If all 706 of these objects pass the stringent follow-up tests to determine if they are actually planets, and not false alarms, they could nearly triple the current number of known extrasolar planets. They were announced as part of a huge release of data from the mission's first 43 days by NASA's Kepler science team this week.
To date, astronomers have discovered more than 400 alien planets lurking around stars beyond our solar system. That includes six newfound worlds discovered by a French observatory that were announced earlier this week.
The Kepler observatory will continue conducting science operations until at least November 2012. It will also continue searching for Earth-like planets, including those that orbit stars in a warm, habitable zone where liquid water could exist on the surface of alien planets.
The discovery of all these potential new planets is interesting and exciting. But they are all so far away... how can we get to them???

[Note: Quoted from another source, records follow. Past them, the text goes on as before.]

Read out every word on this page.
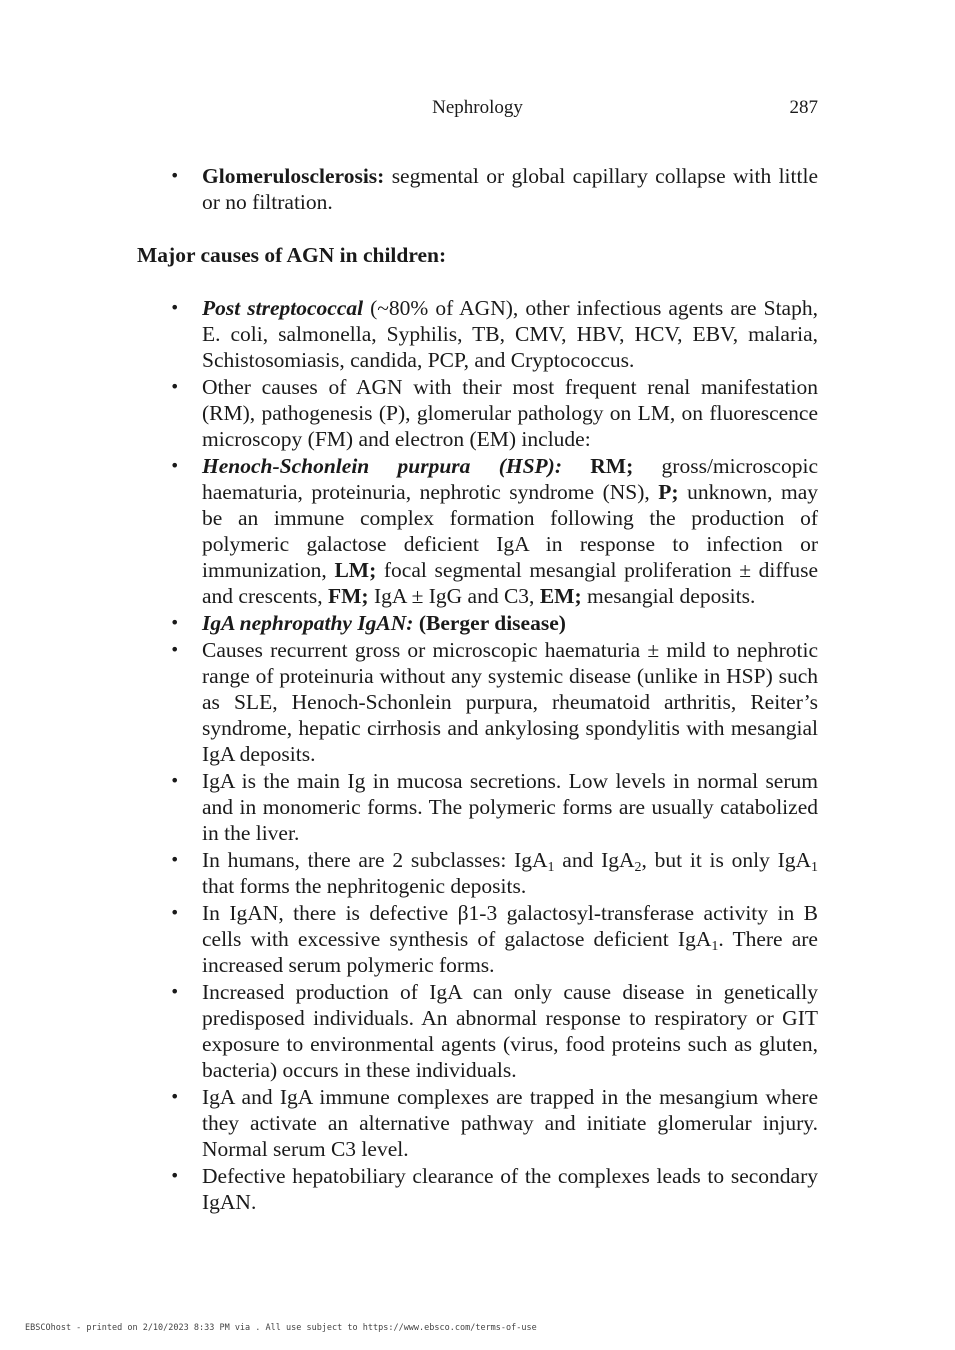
Nephrology	287
• Glomerulosclerosis: segmental or global capillary collapse with little or no filtration.
Major causes of AGN in children:
• Post streptococcal (~80% of AGN), other infectious agents are Staph, E. coli, salmonella, Syphilis, TB, CMV, HBV, HCV, EBV, malaria, Schistosomiasis, candida, PCP, and Cryptococcus.
• Other causes of AGN with their most frequent renal manifestation (RM), pathogenesis (P), glomerular pathology on LM, on fluorescence microscopy (FM) and electron (EM) include:
• Henoch-Schonlein purpura (HSP): RM; gross/microscopic haematuria, proteinuria, nephrotic syndrome (NS), P; unknown, may be an immune complex formation following the production of polymeric galactose deficient IgA in response to infection or immunization, LM; focal segmental mesangial proliferation ± diffuse and crescents, FM; IgA ± IgG and C3, EM; mesangial deposits.
• IgA nephropathy IgAN: (Berger disease)
• Causes recurrent gross or microscopic haematuria ± mild to nephrotic range of proteinuria without any systemic disease (unlike in HSP) such as SLE, Henoch-Schonlein purpura, rheumatoid arthritis, Reiter’s syndrome, hepatic cirrhosis and ankylosing spondylitis with mesangial IgA deposits.
• IgA is the main Ig in mucosa secretions. Low levels in normal serum and in monomeric forms. The polymeric forms are usually catabolized in the liver.
• In humans, there are 2 subclasses: IgA$_1$ and IgA$_2$, but it is only IgA$_1$ that forms the nephritogenic deposits.
• In IgAN, there is defective β1-3 galactosyl-transferase activity in B cells with excessive synthesis of galactose deficient IgA$_1$. There are increased serum polymeric forms.
• Increased production of IgA can only cause disease in genetically predisposed individuals. An abnormal response to respiratory or GIT exposure to environmental agents (virus, food proteins such as gluten, bacteria) occurs in these individuals.
• IgA and IgA immune complexes are trapped in the mesangium where they activate an alternative pathway and initiate glomerular injury. Normal serum C3 level.
• Defective hepatobiliary clearance of the complexes leads to secondary IgAN.
EBSCOhost - printed on 2/10/2023 8:33 PM via . All use subject to https://www.ebsco.com/terms-of-use
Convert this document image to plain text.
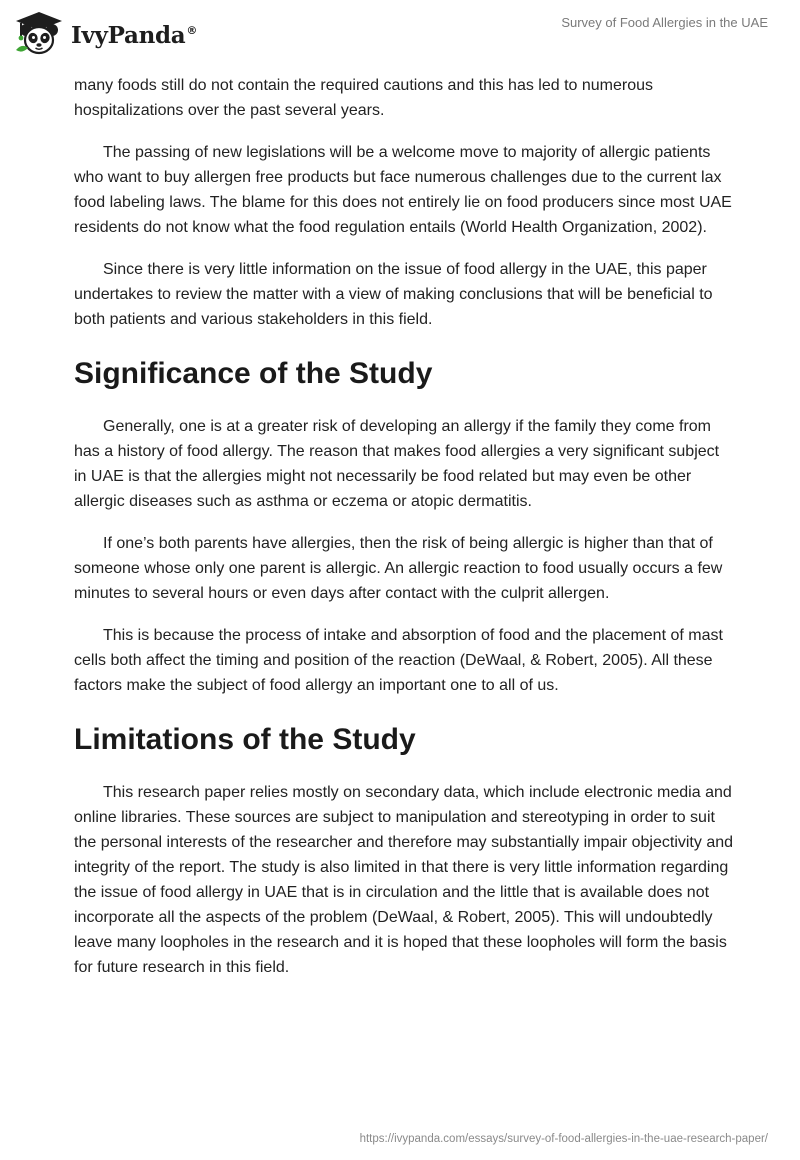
IvyPanda®
Survey of Food Allergies in the UAE

many foods still do not contain the required cautions and this has led to numerous hospitalizations over the past several years.

The passing of new legislations will be a welcome move to majority of allergic patients who want to buy allergen free products but face numerous challenges due to the current lax food labeling laws. The blame for this does not entirely lie on food producers since most UAE residents do not know what the food regulation entails (World Health Organization, 2002).

Since there is very little information on the issue of food allergy in the UAE, this paper undertakes to review the matter with a view of making conclusions that will be beneficial to both patients and various stakeholders in this field.

Significance of the Study

Generally, one is at a greater risk of developing an allergy if the family they come from has a history of food allergy. The reason that makes food allergies a very significant subject in UAE is that the allergies might not necessarily be food related but may even be other allergic diseases such as asthma or eczema or atopic dermatitis.

If one’s both parents have allergies, then the risk of being allergic is higher than that of someone whose only one parent is allergic. An allergic reaction to food usually occurs a few minutes to several hours or even days after contact with the culprit allergen.

This is because the process of intake and absorption of food and the placement of mast cells both affect the timing and position of the reaction (DeWaal, & Robert, 2005). All these factors make the subject of food allergy an important one to all of us.

Limitations of the Study

This research paper relies mostly on secondary data, which include electronic media and online libraries. These sources are subject to manipulation and stereotyping in order to suit the personal interests of the researcher and therefore may substantially impair objectivity and integrity of the report. The study is also limited in that there is very little information regarding the issue of food allergy in UAE that is in circulation and the little that is available does not incorporate all the aspects of the problem (DeWaal, & Robert, 2005). This will undoubtedly leave many loopholes in the research and it is hoped that these loopholes will form the basis for future research in this field.

https://ivypanda.com/essays/survey-of-food-allergies-in-the-uae-research-paper/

Which brings me to the second half of my Space News Blog:
Suspended Animation No Longer Just a Pipe Dream
A research scientist in a Seattle cancer laboratory has discovered the secret to reanimating organisms that had been frozen to a temperature below survivable limits.
Dr. Mark Roth was inspired by cases of individuals who survived prolonged exposure to the bitter cold with few adverse affects — like Canadian toddler Erica Nordby, who wandered from her house in the winter of and whose heart stopped beating for two hours before she was rescued, warmed, and came miraculously back to life; and Mitsutaka Uchikoshi, who fell asleep on a snowy mountainside in 2006 and was found 23 days later with a core body temperature of just 71°F. He too was successfully reanimated having suffered no appreciable ill effects.
Experimenting on yeasts and worms, Roth and his team found that if his specimens were deprived of oxygen before freezing, they'd enter a state of suspended animation from which they can be reliably revived.